Courtesy Michael Disher

One of the highlights of her past years has been working with Disher. "I want this show to be a credit to Michael. We're a team. I want people to appreciate what this man has done. And not only is he talented, he's a good person that you can trust. And he does know women!"

She added: "I think that Michael is one of the best guys that I’ve ever met. Michael and I have absolutely nothing in common in our backgrounds. He’s from North Carolina, and I’m from midtown Manhattan — and yet we have everything in common. I think we were separated at birth. I have never met a guy that I could be so myself with. He finishes my sentences. In my late life, he’s a gift to me."

Their bond has deepened with time, Disher agreed. “We laugh as much as we think. And we do both in great quantities. This is our fourth collaboration. Ours is a friendship that always picks up exactly where it was last left. Most will call her Gingy. To me, she is Ilene. Though inseparable, I think I am privy to the often unspoken and unwritten side of her. She holds my secrets — and I hold hers in a deep vault,” Disher said.

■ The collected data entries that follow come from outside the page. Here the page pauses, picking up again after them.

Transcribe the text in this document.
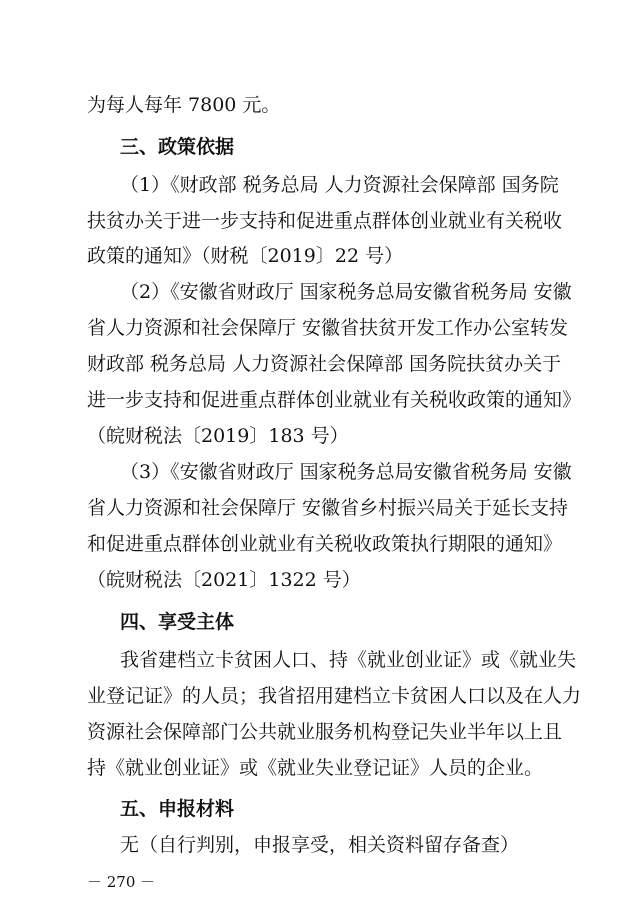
为每人每年 7800 元。
三、政策依据
（1）《财政部 税务总局 人力资源社会保障部 国务院
扶贫办关于进一步支持和促进重点群体创业就业有关税收
政策的通知》（财税〔2019〕22 号）
（2）《安徽省财政厅 国家税务总局安徽省税务局 安徽
省人力资源和社会保障厅 安徽省扶贫开发工作办公室转发
财政部 税务总局 人力资源社会保障部 国务院扶贫办关于
进一步支持和促进重点群体创业就业有关税收政策的通知》
（皖财税法〔2019〕183 号）
（3）《安徽省财政厅 国家税务总局安徽省税务局 安徽
省人力资源和社会保障厅 安徽省乡村振兴局关于延长支持
和促进重点群体创业就业有关税收政策执行期限的通知》
（皖财税法〔2021〕1322 号）
四、享受主体
我省建档立卡贫困人口、持《就业创业证》或《就业失
业登记证》的人员；我省招用建档立卡贫困人口以及在人力
资源社会保障部门公共就业服务机构登记失业半年以上且
持《就业创业证》或《就业失业登记证》人员的企业。
五、申报材料
无（自行判别，申报享受，相关资料留存备查）
－ 270 －
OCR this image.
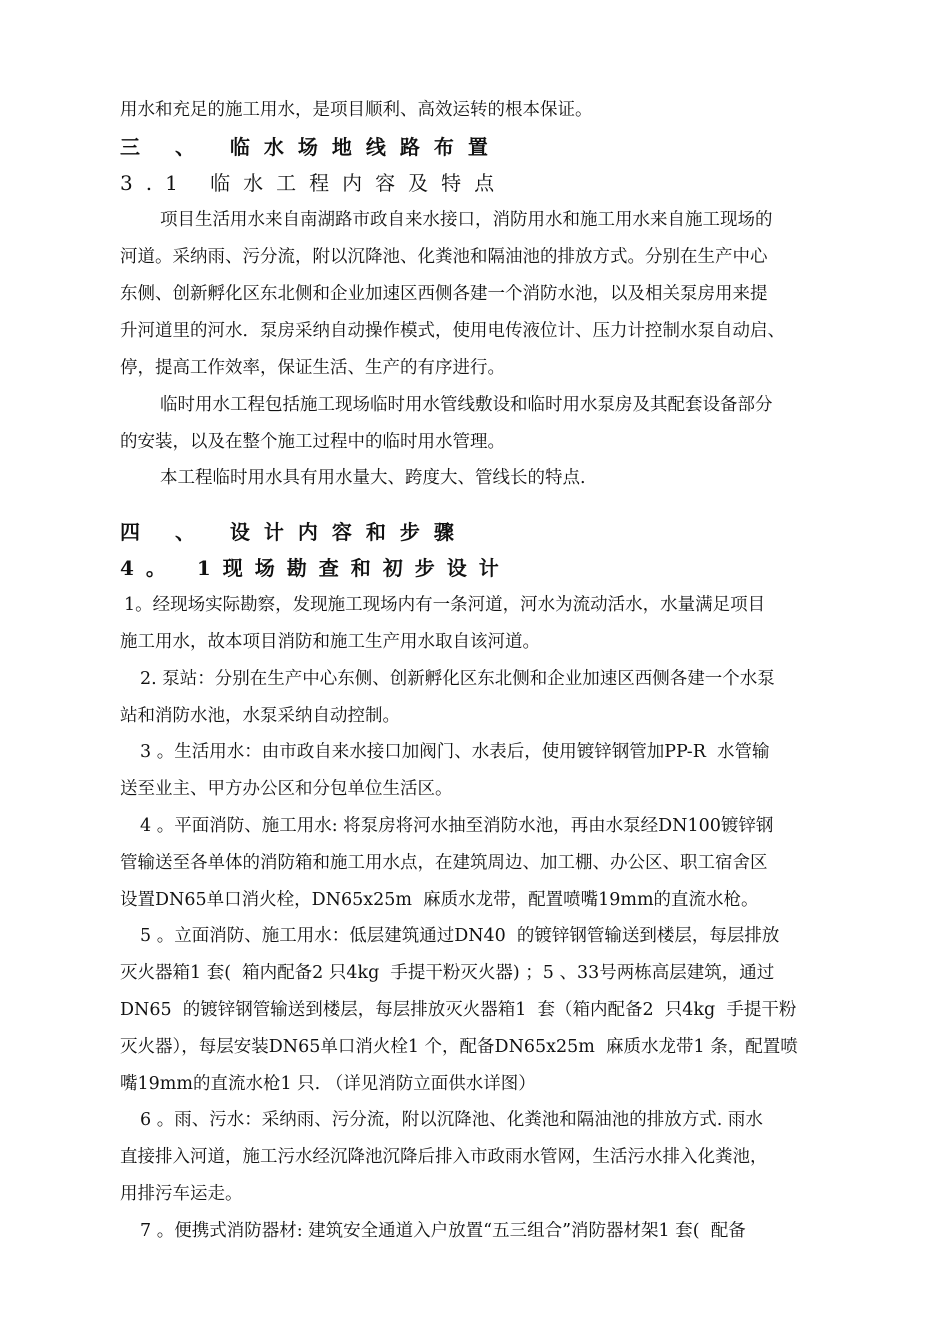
用水和充足的施工用水，是项目顺利、高效运转的根本保证。
三 、 临水场地线路布置
3.1 临水工程内容及特点
项目生活用水来自南湖路市政自来水接口，消防用水和施工用水来自施工现场的
河道。采纳雨、污分流，附以沉降池、化粪池和隔油池的排放方式。分别在生产中心
东侧、创新孵化区东北侧和企业加速区西侧各建一个消防水池，以及相关泵房用来提
升河道里的河水．泵房采纳自动操作模式，使用电传液位计、压力计控制水泵自动启、
停，提高工作效率，保证生活、生产的有序进行。
临时用水工程包括施工现场临时用水管线敷设和临时用水泵房及其配套设备部分
的安装，以及在整个施工过程中的临时用水管理。
本工程临时用水具有用水量大、跨度大、管线长的特点.
四 、 设计内容和步骤
4。 1现场勘查和初步设计
1。经现场实际勘察，发现施工现场内有一条河道，河水为流动活水，水量满足项目
施工用水，故本项目消防和施工生产用水取自该河道。
2. 泵站：分别在生产中心东侧、创新孵化区东北侧和企业加速区西侧各建一个水泵
站和消防水池，水泵采纳自动控制。
3 。生活用水：由市政自来水接口加阀门、水表后，使用镀锌钢管加PP-R  水管输
送至业主、甲方办公区和分包单位生活区。
4 。平面消防、施工用水: 将泵房将河水抽至消防水池，再由水泵经DN100镀锌钢
管输送至各单体的消防箱和施工用水点，在建筑周边、加工棚、办公区、职工宿舍区
设置DN65单口消火栓，DN65x25m  麻质水龙带，配置喷嘴19mm的直流水枪。
5 。立面消防、施工用水：低层建筑通过DN40  的镀锌钢管输送到楼层，每层排放
灭火器箱1 套(  箱内配备2 只4kg  手提干粉灭火器) ；5 、33号两栋高层建筑，通过
DN65  的镀锌钢管输送到楼层，每层排放灭火器箱1  套（箱内配备2  只4kg  手提干粉
灭火器），每层安装DN65单口消火栓1 个，配备DN65x25m  麻质水龙带1 条，配置喷
嘴19mm的直流水枪1 只. （详见消防立面供水详图）
6 。雨、污水：采纳雨、污分流，附以沉降池、化粪池和隔油池的排放方式. 雨水
直接排入河道，施工污水经沉降池沉降后排入市政雨水管网，生活污水排入化粪池，
用排污车运走。
7 。便携式消防器材: 建筑安全通道入户放置“五三组合”消防器材架1 套(  配备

Beckerman said despite the many twists and turns life has taken, she's gone forward, always, armed with a bright lipstick. "At the supermarket, I'd see a lot of older women who were very attractive but they'd faded out. I'd always want to put a little color in their faces. You don’t have to be a blond, dye your hair — but you can always wear lipstick. Even if I get up at night to use the bathroom, I'll put lipstick on," she laughed. "You are a woman at any age."

Her message to women, Beckerman said, remains steadfast: "You’re not alone. And, however you’re putting yourself down — don’t do it."